Our lead protagonist, Woody, is in a care home and feels like he is running out of time. This has him set words to paper before he forgets like he does the day-to-day.
The actual story unravels in 1938 when two giraffes survive a hurricane (one of them just barely) and then were transported by road, all the way to the other coast. This is an arduous task now, but in 1938 with two massive, practically delicate animals- it would have been something else entirely! Woody is almost eighteen, an orphan and nursing a profound secret in his heart. He becomes fascinated by what he sees in the giraffes’ eyes as well as the idea of the west coast. Woody starts to follow them on their journey by hook or crook. How their paths converge and how he learns to trust that part of him that values animals (in contrast to what he has been told all his life) made for some fascinating reading. There were a few nail-biting situations, but since we know that the giraffes reached their destination from history, this fictional tale of their journey did not have me concerned for just their overall safety. We have a few more crucial characters, each bringing something to the tale. We do get a glimpse at the present intermittently, although those scenes are usually sad.

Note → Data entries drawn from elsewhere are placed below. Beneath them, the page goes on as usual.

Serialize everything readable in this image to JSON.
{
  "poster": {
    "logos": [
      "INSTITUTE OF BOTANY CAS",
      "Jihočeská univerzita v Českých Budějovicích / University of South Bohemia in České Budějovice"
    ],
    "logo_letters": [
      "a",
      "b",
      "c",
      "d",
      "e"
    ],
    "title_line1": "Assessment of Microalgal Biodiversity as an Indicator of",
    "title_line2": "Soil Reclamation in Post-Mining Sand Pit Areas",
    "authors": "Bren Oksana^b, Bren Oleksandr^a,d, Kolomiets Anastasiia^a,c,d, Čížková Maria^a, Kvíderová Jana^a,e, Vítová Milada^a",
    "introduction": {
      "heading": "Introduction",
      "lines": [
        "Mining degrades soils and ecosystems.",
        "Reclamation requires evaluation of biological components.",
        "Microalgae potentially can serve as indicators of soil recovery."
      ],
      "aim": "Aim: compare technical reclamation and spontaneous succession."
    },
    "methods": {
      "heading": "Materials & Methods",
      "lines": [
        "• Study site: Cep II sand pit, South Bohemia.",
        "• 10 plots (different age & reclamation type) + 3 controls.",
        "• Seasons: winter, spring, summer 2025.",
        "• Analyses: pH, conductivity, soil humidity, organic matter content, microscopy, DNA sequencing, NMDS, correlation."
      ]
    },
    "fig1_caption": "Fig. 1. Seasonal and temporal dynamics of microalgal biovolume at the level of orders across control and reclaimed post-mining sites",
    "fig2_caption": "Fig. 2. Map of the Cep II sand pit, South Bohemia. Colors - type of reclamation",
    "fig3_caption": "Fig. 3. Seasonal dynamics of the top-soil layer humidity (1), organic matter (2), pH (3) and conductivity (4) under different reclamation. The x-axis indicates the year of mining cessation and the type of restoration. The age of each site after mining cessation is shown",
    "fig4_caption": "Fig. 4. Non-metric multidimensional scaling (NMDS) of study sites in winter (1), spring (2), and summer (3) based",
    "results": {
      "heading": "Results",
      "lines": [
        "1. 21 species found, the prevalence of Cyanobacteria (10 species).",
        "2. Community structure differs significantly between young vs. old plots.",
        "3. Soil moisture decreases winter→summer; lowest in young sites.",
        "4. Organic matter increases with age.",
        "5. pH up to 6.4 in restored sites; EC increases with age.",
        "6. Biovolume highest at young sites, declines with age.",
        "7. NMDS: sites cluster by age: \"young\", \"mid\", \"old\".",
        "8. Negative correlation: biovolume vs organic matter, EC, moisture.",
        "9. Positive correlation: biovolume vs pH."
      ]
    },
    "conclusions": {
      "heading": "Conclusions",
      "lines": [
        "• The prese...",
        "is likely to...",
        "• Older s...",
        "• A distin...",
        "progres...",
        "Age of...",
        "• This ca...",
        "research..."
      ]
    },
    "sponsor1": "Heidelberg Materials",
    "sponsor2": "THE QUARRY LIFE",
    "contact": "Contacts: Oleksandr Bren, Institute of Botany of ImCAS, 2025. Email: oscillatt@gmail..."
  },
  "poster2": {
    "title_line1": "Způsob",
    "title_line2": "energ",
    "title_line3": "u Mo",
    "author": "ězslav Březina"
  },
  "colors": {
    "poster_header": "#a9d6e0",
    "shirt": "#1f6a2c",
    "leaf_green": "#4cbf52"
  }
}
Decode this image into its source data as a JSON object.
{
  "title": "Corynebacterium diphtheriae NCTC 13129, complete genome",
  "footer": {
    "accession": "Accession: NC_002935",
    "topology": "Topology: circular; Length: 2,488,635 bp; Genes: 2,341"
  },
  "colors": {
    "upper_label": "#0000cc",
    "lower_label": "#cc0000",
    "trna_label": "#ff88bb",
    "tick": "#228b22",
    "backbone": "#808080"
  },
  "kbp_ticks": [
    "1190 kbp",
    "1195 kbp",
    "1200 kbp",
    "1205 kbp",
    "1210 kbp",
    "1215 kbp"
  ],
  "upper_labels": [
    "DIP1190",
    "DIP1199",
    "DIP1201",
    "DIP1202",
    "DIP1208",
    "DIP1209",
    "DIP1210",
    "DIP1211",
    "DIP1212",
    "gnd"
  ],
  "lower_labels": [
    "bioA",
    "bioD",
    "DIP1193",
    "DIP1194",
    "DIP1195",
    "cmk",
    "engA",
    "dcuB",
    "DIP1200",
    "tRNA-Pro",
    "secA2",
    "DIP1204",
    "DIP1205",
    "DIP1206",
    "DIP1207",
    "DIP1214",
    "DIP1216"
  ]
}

As anyone with the mildest curiosity would do, I did google the trip. There are fewer things available than I would have liked, which made the fact that the author included a few newspaper clippings very helpful-especially to get a feel for the time, place and possible urgency.
The writing style was descriptive and emotional in parts while continuing to provide information about the road trip. I had not heard about the ‘dust’ before. I lived in the central US for a little more than a year, so imagining the situation in the 30s was harsh.
I recommend it to readers of the historical fiction genre or anyone (like me) who finds the blurb attractive!
I received an ARC thanks to NetGalley and the publishers, but the review is entirely based on my own reading experience.